One now-common application of this principle is the PET scan. The "P" stands for positron, a bit of antimatter, which is created and released by radioactive material injected into the blood. The gamma ray energy created by positron/electron annihilations allows the machine to chart the positions of the tissues that have absorbed the radioactive substance.

The widely accepted existence of Z-point energy or vacuum energy, an unimaginably powerful energy field that pervades the universe, supplies us with even more wildness. Particles appear and disappear in and out of this invisible, all-enveloping field; some remain in existence permanently. We can regard atoms, planets, rocks and people as ever-so-slightly increased concentrations of energy in the all-pervasive field, like lumps in pudding.

All these little eddies in the field, whether hamburgers or sunlight, attract our notice only because our senses have been fashioned to perceive them. This can't be stressed enough: We're aware of the slight, piddling energy bumps that surround us, but blind to the underlying field itself.

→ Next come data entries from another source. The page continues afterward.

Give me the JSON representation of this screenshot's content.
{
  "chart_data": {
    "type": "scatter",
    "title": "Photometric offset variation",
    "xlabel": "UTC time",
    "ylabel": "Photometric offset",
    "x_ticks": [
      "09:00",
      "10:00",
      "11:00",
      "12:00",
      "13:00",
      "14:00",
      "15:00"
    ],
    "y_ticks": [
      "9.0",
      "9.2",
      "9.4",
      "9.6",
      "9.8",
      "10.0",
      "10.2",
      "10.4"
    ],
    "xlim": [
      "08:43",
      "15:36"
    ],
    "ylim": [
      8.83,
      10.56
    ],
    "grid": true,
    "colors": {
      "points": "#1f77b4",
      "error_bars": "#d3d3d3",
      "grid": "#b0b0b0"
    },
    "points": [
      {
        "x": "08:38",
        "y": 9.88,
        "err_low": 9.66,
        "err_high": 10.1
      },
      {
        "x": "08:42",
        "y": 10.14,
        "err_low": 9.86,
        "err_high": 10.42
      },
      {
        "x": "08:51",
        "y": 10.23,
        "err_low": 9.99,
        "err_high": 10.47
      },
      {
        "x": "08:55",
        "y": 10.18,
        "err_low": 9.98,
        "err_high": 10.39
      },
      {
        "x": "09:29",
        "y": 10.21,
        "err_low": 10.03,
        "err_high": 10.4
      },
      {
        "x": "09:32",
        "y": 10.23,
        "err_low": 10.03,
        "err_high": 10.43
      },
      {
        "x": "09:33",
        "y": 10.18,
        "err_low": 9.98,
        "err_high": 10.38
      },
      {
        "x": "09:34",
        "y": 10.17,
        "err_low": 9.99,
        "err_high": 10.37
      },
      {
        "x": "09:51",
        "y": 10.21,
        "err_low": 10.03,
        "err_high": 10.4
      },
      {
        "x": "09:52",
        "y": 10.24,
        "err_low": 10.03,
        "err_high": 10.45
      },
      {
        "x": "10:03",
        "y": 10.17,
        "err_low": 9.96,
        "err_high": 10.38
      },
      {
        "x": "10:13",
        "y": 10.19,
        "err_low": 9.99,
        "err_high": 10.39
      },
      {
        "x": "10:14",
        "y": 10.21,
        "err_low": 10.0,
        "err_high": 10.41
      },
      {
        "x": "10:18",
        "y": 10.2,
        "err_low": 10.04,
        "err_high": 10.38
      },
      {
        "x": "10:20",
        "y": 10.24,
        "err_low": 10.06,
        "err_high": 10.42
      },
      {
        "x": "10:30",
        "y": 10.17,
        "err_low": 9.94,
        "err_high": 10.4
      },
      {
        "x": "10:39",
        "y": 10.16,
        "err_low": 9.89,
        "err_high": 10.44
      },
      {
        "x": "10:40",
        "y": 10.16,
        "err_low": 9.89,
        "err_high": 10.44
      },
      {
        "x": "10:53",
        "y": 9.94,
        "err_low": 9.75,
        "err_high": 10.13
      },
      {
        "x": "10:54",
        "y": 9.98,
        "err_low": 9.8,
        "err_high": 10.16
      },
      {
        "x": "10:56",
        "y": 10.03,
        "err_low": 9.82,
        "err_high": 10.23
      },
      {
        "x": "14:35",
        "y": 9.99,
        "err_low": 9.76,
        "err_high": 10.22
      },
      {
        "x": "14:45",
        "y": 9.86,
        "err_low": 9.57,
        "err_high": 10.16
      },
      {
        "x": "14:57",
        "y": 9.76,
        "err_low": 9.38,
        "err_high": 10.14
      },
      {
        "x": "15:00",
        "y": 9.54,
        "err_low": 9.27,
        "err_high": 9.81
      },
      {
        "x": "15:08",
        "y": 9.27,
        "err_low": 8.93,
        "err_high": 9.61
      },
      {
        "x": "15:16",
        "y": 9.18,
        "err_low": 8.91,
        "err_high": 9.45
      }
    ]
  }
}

When we touch things, we never encounter solids. Rather, your nose's atoms' electrons have a charge that repulses the fields of the electrons of your fingertips. This is the only reason your finger does not penetrate your head when you scratch your nose. The empty spaces in all the atoms of your body are so vast that you contain virtually no solids at all. You merely feel energy fields - not solids - when you touch anything.

If we removed all the space from all the atoms in all the people on Earth, the solids that remained (mostly protons and neutrons) would fit inside a single sugar cube. That's us, Homo sapiens: one cc weighing half a billion tons. The rest is empty space. If you care to calculate the energy content of the human race, convert those half-billion tons of solids to grams (28 to the ounce) and multiply that by the speed of light expressed in centimeters per second, squared. Then you'll have our collective energy in ergs.

But the number hardly matters. It's all energy everywhere. And despite all the seeming changes large and small, the universe's total energy never fluctuates. It cannot decrease.

All this may help those who seek "cosmic unity" in a scientifically valid way. But any sense of profundity is short-lived when we try to follow this up. No redefining of the universe's bottom-line essence can help solve the familiar time-based questions that seem to torment our collective liquidy brains.